OS MUTILADOS » 'Passei 25 anos combatendo esse tipo de delito' A dor de quem perdeu um ente querido assassinado tem a mesma intensidade do medo. As famílias temem reviver a violência ou ser alvos. Poucos falam ou mostram os rostos

Publicação: 24/06/2017 03:00

O erro de Eronildo Jerônimo da Silva, 50 anos, foi esperar a casa ficar pronta. É ele quem diz. E não se perdoa por isso. Se o filho ainda estivesse vivo, faria tudo diferente. Levaria o menino para a casa ainda em obras. Quem sabe o adolescente teria escapado de uma morte tão violenta. Eronildo nunca saberá o resultado de uma escolha diferente. Sabe apenas o tamanho da dor de perder o único filho homem. Está mutilado. Ganhou quilos, anda bebendo mais, chorando. Saiu das redes sociais para não ver circular imagens daquele corpo tão familiar atingido por tiros.

Eronildo estava separado da mãe de Deaviles Jerônimo, 17 anos e quase dois metros de altura. Em março do ano passado, começou o inferno da família. A mãe descobriu no quarto do adolescente indícios de uso de drogas. O menino também andava sumido da escola. Começava a chegar de madrugada em casa ou no dia seguinte. Envolvia-se em confusões na rua. As coisas não eram mais como antes. As conversas aconteciam. Deaviles baixava a cabeça e chorava. Nos dias seguintes, as situações voltavam a acontecer.
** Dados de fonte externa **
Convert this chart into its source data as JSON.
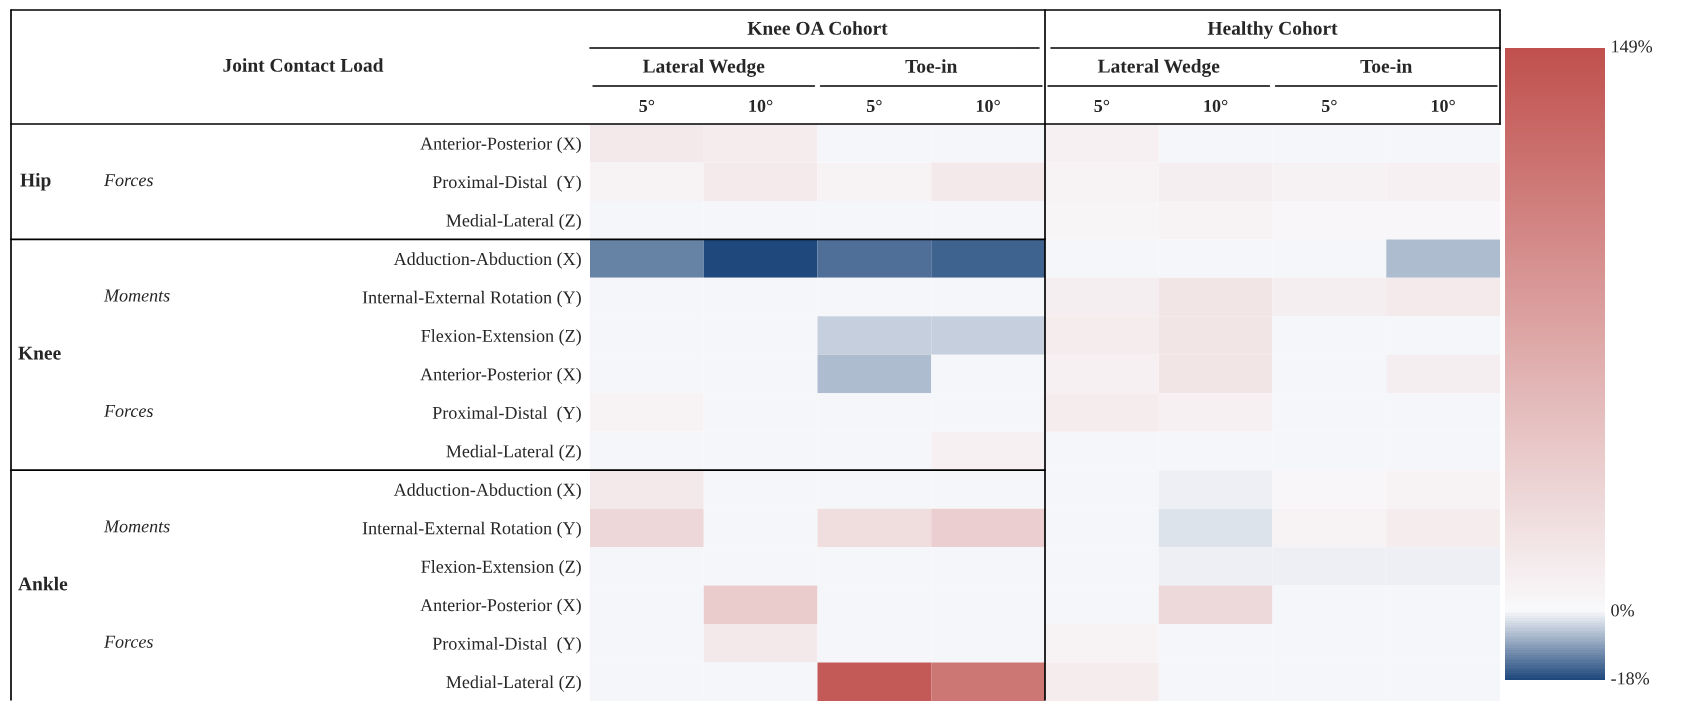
{
  "chart_data": {
    "type": "heatmap",
    "categories": [
      "5°",
      "10°",
      "5°",
      "10°",
      "5°",
      "10°",
      "5°",
      "10°"
    ],
    "y_categories": [
      "Anterior-Posterior (X)",
      "Proximal-Distal  (Y)",
      "Medial-Lateral (Z)",
      "Adduction-Abduction (X)",
      "Internal-External Rotation (Y)",
      "Flexion-Extension (Z)",
      "Anterior-Posterior (X)",
      "Proximal-Distal  (Y)",
      "Medial-Lateral (Z)",
      "Adduction-Abduction (X)",
      "Internal-External Rotation (Y)",
      "Flexion-Extension (Z)",
      "Anterior-Posterior (X)",
      "Proximal-Distal  (Y)",
      "Medial-Lateral (Z)"
    ],
    "cells": [
      [
        15,
        12,
        0,
        0,
        8,
        0,
        0,
        0
      ],
      [
        5,
        14,
        5,
        15,
        5,
        10,
        7,
        8
      ],
      [
        0,
        0,
        0,
        0,
        4,
        5,
        3,
        3
      ],
      [
        -12,
        -18,
        -14,
        -15,
        0,
        0,
        0,
        -6
      ],
      [
        0,
        0,
        0,
        0,
        10,
        18,
        10,
        14
      ],
      [
        0,
        0,
        -4,
        -4,
        12,
        18,
        0,
        0
      ],
      [
        0,
        0,
        -6,
        0,
        8,
        18,
        0,
        10
      ],
      [
        6,
        0,
        0,
        0,
        12,
        8,
        0,
        0
      ],
      [
        0,
        0,
        0,
        8,
        0,
        0,
        0,
        0
      ],
      [
        15,
        0,
        0,
        0,
        0,
        -1,
        3,
        5
      ],
      [
        30,
        0,
        25,
        38,
        0,
        -2,
        5,
        12
      ],
      [
        0,
        0,
        0,
        0,
        0,
        -1,
        -1,
        -1
      ],
      [
        0,
        40,
        0,
        0,
        0,
        28,
        0,
        0
      ],
      [
        0,
        15,
        0,
        0,
        6,
        0,
        0,
        0
      ],
      [
        0,
        0,
        140,
        115,
        12,
        0,
        0,
        0
      ]
    ],
    "clim": [
      -18,
      149
    ],
    "cticks": [
      {
        "value": 149,
        "label": "149%"
      },
      {
        "value": 0,
        "label": "0%"
      },
      {
        "value": -18,
        "label": "-18%"
      }
    ],
    "annotations": [
      "Joint Contact Load",
      "Knee OA Cohort",
      "Healthy Cohort",
      "Lateral Wedge",
      "Toe-in",
      "Lateral Wedge",
      "Toe-in",
      "Hip",
      "Forces",
      "Knee",
      "Moments",
      "Forces",
      "Ankle",
      "Moments",
      "Forces"
    ]
  }
}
Em maio, a confirmação das suspeitas. Um vídeo circulou nas redes sociais com imagens de Deaviles praticando um assalto em uma loja no centro do Cabo de Santo Agostinho. E Eronildo, o vigilante, começou a enfrentar um dilema particular. “Passei 25 anos combatendo esse tipo de delito. Fiquei triste. Não conseguia entender. Como trabalhar de segurança? Quando descobri o assalto nas redes sociais, pensei como ia combater um crime se eu tinha uma pessoa fazendo isso, sangue de meu sangue? Não me via mais em condições de trabalhar como segurança. Sempre tive orgulho de ser vigilante, mas perdi o amor pela profissão”.

Pouco antes do filho ser assassinado, Eronildo soube que seria desligado do emprego. Alimentou ainda mais os sonhos de levar o filho para junto dele, na nova casa. “Perto de mim seria melhor. E morar comigo era o sonho dele”, lembra. Não deu tempo. Era dia 28 de julho quando ele recebeu a notícia trágica. O filho fora atingido por tiros. Foi à luz do dia. Na rua movimentada.
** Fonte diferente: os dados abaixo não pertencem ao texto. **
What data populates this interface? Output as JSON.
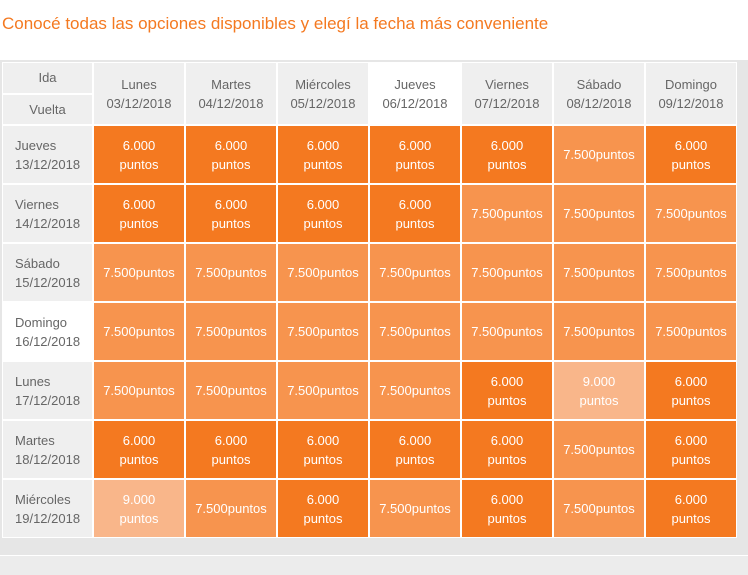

Dois dias antes, o menino pediu um dinheiro emprestado ao pai. Garantiu que não era para pagar dívida de drogas. Eronildo já havia negociado uma vez com um traficante. Disse que emprestaria o dinheiro a Deaviles. “Até hoje sinto muita falta dele. Era um bom menino. Eu me culpo muito por não estar com meus filhos diariamente. Faltava a presença do pai. Acho que a separação pode ter afetado muito a vida dele”, reflete Eronildo, despedaçado em culpa, em saudade. Deaviles estava prestes a entrar no Exército, antigo desejo do pai. Entrou para as estatísticas de jovens assassinados em Pernambuco.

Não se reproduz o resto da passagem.